Grayson Perry RA’s portraits of Britain

Published 3 November 2014

The Royal Academician’s major exhibition in London turns to us, the people of modern Britain, unveiling 14 new portraits that spotlight the complexities behind our identity.

  • Who are You?, Grayson’s Perry’s new exhibition at the National Portrait Gallery, continues his detective work into the unstable components of our identity – our gender, religion, politics – through the playful use of traditional art forms. Like class or aesthetic taste, identity is often taken for granted but problematic to define. “People like to think that they have a handle on who they are”, Perry said at the exhibition’s press conference, “but I fear we are all just a collection of baggage and there is nobody holding the baggage”. This absence takes visual form in the empty centre of his metaphorical self-portrait, A Map of Days (below).

  • Grayson Perry RA, A Map of Days

    Grayson Perry RA, A Map of Days, 2013.

    © The artist courtesy of Victoria Miro Gallery. Photo: Royal Academy of Arts, London.

  • Perry’s portraits are interspersed through the 19th- and 20th- century permanent collections – a small logo of a man kicking a tin is next to each painting, leading us on a trail from work to work. Perry dislikes the reductive convention of trying to capture physical likeness and his works are “not primarily concerned with what the subjects look like”. Process plays a more important part in the artist’s creativity and he explains that the formats of the portraits came out of his encounters “with the subjects and their environment.” The portraits, like identity itself, comprise a narrative and unsettle the conventional charge that the historic genre of portraiture conveys essential aspects of character. They are snapshots of identity, which Perry highlights is “co-created, shifting, multilayered”, a lifelong performance that evolves and adapts to certain situations. “It is not this clean, simple ‘you are like this’. It is a poetic thing, a series of metaphors and experiences that build up.”
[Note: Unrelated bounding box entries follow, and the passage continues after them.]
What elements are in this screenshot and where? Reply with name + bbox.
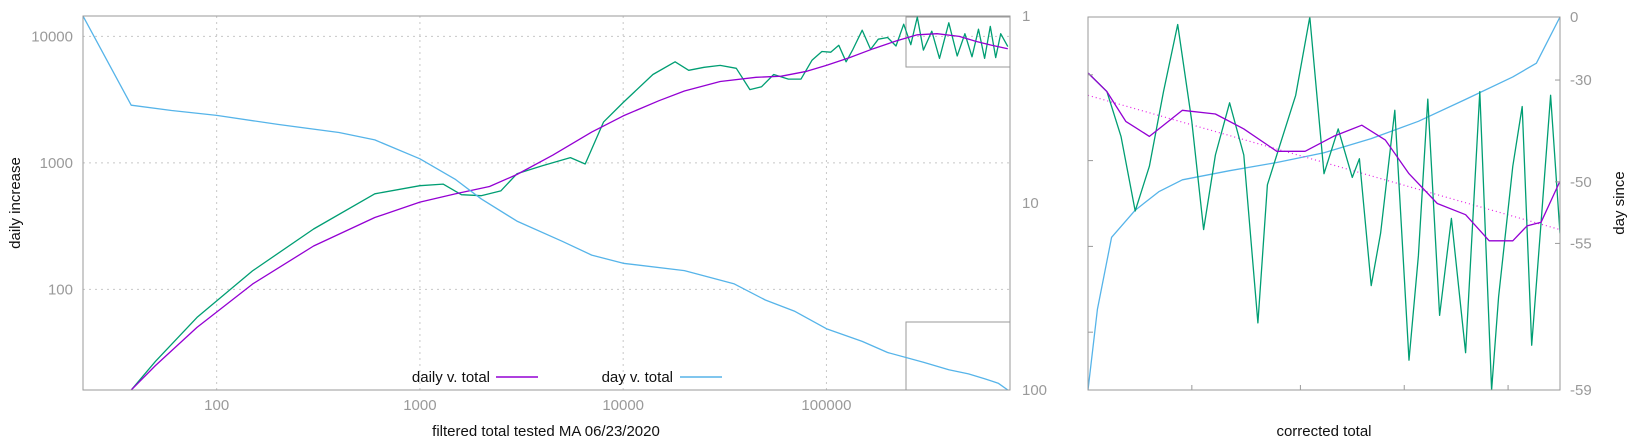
y-tick-label: 100 xyxy=(48,281,73,298)
legend-label-day: day v. total xyxy=(602,369,673,386)
legend-item-daily: daily v. total xyxy=(412,369,538,386)
y-tick-label: 10000 xyxy=(31,28,73,45)
legend: daily v. total day v. total xyxy=(412,369,722,386)
left-grid xyxy=(83,16,1010,390)
series-daily-raw xyxy=(130,16,1009,390)
y2-tick-label: 1 xyxy=(1022,8,1030,25)
series-day-v-total-zoom xyxy=(1088,17,1560,390)
y2-tick-label: -50 xyxy=(1570,174,1592,191)
series-daily-v-total xyxy=(130,33,1008,390)
zoom-box-lower xyxy=(905,321,1011,391)
right-plot: 0 -30 -50 -55 -59 corrected total day since xyxy=(1087,9,1628,440)
x-tick-label: 100000 xyxy=(801,397,851,414)
left-y-axis-label: daily increase xyxy=(7,157,24,249)
left-x-axis-label: filtered total tested MA 06/23/2020 xyxy=(432,423,660,440)
left-plot-frame xyxy=(82,15,1011,391)
left-plot: 100 1000 10000 100000 100 1000 10000 1 10 100 fil… xyxy=(7,8,1047,440)
x-tick-label: 100 xyxy=(204,397,229,414)
y-tick-label: 1000 xyxy=(40,155,73,172)
y2-tick-label: -55 xyxy=(1570,235,1592,252)
series-daily-raw-zoom xyxy=(1088,17,1560,390)
y2-tick-label: 10 xyxy=(1022,195,1039,212)
right-ticks: 0 -30 -50 -55 -59 xyxy=(1088,9,1592,399)
series-daily-v-total-zoom xyxy=(1088,72,1560,242)
left-ticks: 100 1000 10000 100000 100 1000 10000 1 10 100 xyxy=(31,8,1047,414)
right-plot-frame xyxy=(1087,16,1561,391)
x-tick-label: 10000 xyxy=(602,397,644,414)
legend-item-day: day v. total xyxy=(602,369,722,386)
left-series xyxy=(83,16,1009,390)
zoom-boxes xyxy=(905,16,1011,391)
right-series xyxy=(1088,17,1560,390)
y2-tick-label: 0 xyxy=(1570,9,1578,26)
right-x-axis-label: corrected total xyxy=(1276,423,1371,440)
right-y2-axis-label: day since xyxy=(1611,171,1628,234)
legend-label-daily: daily v. total xyxy=(412,369,490,386)
y2-tick-label: 100 xyxy=(1022,382,1047,399)
x-tick-label: 1000 xyxy=(403,397,436,414)
series-trend-dotted xyxy=(1088,94,1560,231)
y2-tick-label: -30 xyxy=(1570,72,1592,89)
y2-tick-label: -59 xyxy=(1570,382,1592,399)
series-day-v-total xyxy=(83,16,1009,390)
    The works represent the “unusual and troubled”, who stand out next to the impervious, polished “icons of British solidarity” that hang alongside them. Interestingly, the portrait of X Factor contestant Rylan Clarke subtly interacts, even blends in, with the miniatures of George Eliot and Wilkie Collins. Clarke’s portrait is a gilt-framed 21st century version of an Elizabethan court portrait. Aptly titled The Earl of Essex, the painting has a shiny surface that echoes both the smartphone central to paper-thin celebrity culture and the media lens through which Rylan’s identity is magnified.

  • Female to male transsexual Alex White is depicted in the heroic form of a statue titled I am a Man – the indeterminate figure of Peter Pan in the style of a Benin bronze. Alex White holds a horn, a symbol that victoriously affirms his masculine identity. On show in a gallery called ‘Expansion and Empire’, White’s proclamation of an identity outside gender convention is celebrated in a space of colonialism. The Ashford Hijab (pictured at top), fittingly made of screen-printed silk, depicts Kayleigh Khosravi leaving the pressures of consumer culture and finding refuge in the mosque, a tranquil place of sisterhood. Like White’s horn, Kaleigh’s hijab is a physical proclamation of new identity and is a symbol of the certainty offered to her by faith.

    Disgraced cabinet minister Chris Huhne adopts the form of a ceramic vase, appropriately on display in the central hall alongside other figures from the British political establishment. The repeated motif of Huhne’s penis and personalised number plate, inspired by Warhol, acts as a provocative retort to the white, middle-class male that denies being one of many in an “elite tribe”. Here Perry uses ceramics for as biting a satirical purpose as Hogarth used prints. The pot has been smashed and then put back together, with the cracks painted with gold leaf – a metaphor for the importance that public figures display their vulnerability.

    Perry explains that philosopher Julian Baggini’s phrase “‘I’ is a verb masquerading as a noun” underpins his understanding of identity. Most importantly, he claims, his job as an artist is to address the truths that surface when our identity is called into question.

    Grayson Perry: Who are You? is at the National Portrait Gallery, London, until 15 March 2015, accompanied by a three-part film series on Channel 4.

    Isabel Morrish is a contributor to RA Magazine.